New Hampshire Supreme Court cannot force a clemency hearing for Pamela Smart

Mar. 29—The New Hampshire Supreme Court on Wednesday rejected a request by Pamela Smart that the court require the governor and Executive Council to reconsider her request for a hearing that might shorten her life sentence and result in release on parole.

Smart, 55, was convicted of conspiracy to commit murder in the death of her husband, Gregg Smart, at a 1991 trial in Rockingham County Superior Court. Since then, the former media coordinator at Winnacunnet High School has been in prison in New York state.

In the court's ruling Wednesday, justices said they have no legal jurisdiction to compel the state's executive branch to grant Smart's petition for a commutation hearing or any say in how that hearing must be conducted.

"We conclude that the petitioner seeks a ruling on a political, nonjusticiable question," the court wrote in its opinion.

Smart's attorney argued before the state Supreme Court that the governor and council's minutes-long discussion before they turned down Smart's request last year did not constitute a fair assessment of whether a hearing should be granted.

Mark Sisti urged the court to order the Executive Council to hold "a meaningful due process hearing that we even get at the Department of Motor Vehicles."

Smart and Sisti contend that she is ready to re-enter society. Sisti, who has been Smart's lawyer since her original trial 32 years ago, has submitted extensive testimony in support of her rehabilitation and abbreviating her sentence. He has vowed to continue his appeal.

"It has to do with the liberty of a citizen of the state of New Hampshire who's in exile in the state of New York now for the rest of her life," he said. Sisti said he has submitted "thousands of pages" of testimony, correspondence, and certificates of a master's and a doctorate degree.

Smart has spent more than half her life in prison since being convicted in 1991 as an accomplice to her husband's murder. She was 22 in 1990 when she was accused of orchestrating the murder of 24-year-old Gregg Smart with the help of her 15-year-old lover, William "Billy" Flynn, and three of his teenage friends, who tried to make the fatal shooting in the Smarts' Derry home look like a botched robbery.

The plot unraveled, and the trial attracted worldwide interest.

The Executive Council has denied Smart's request for a commutation hearing three times, most recently in March 2022.

Sisti said the Executive Council took two minutes and 34 seconds at its 2022 meeting to consider her clemency hearing request.
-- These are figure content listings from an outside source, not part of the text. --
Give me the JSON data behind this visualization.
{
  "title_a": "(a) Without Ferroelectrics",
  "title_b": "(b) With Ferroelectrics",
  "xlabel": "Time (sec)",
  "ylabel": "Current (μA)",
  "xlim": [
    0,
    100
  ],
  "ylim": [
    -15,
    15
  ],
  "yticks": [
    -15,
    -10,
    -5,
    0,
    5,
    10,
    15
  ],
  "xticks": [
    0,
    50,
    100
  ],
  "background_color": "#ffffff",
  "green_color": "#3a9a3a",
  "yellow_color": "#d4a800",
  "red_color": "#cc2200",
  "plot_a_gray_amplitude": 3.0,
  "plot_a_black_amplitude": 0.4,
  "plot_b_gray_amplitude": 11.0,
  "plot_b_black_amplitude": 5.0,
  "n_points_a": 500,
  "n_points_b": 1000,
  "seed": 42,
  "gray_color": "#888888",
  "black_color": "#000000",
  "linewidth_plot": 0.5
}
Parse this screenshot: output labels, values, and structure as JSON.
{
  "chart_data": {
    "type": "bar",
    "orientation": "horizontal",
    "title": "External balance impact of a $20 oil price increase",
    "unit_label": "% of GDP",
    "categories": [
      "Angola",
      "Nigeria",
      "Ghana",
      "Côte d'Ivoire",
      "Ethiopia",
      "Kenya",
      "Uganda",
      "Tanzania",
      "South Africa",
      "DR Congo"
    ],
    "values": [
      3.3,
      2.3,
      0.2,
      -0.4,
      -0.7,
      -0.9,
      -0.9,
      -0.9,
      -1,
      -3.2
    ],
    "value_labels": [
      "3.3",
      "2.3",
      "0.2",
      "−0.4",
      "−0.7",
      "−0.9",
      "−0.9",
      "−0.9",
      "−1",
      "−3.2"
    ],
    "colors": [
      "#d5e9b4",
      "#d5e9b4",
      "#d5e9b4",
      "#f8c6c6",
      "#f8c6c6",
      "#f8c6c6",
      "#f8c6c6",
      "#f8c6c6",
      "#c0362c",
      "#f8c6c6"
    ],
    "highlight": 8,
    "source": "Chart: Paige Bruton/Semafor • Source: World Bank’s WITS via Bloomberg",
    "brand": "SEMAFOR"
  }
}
Smart was sentenced to life without a possibility of parole after a jury convicted her of accomplice to first-degree murder, conspiracy to commit murder and tampering with a witness in connection with the shooting death of her husband, to whom she'd been married for less than a year.

Flynn, who fired the murder weapon, was released in 2015 after serving nearly 25 years behind bars. Patrick Randall, who held a knife to Gregg Smart's face, was paroled in June 2015.

Smart appealed her conviction all the way to the U.S. Supreme Court, which declined to hear the case.

She filed her first petition for commutation in 2004 and remains behind bars at the maximum-security prison in Bedford Hills, New York.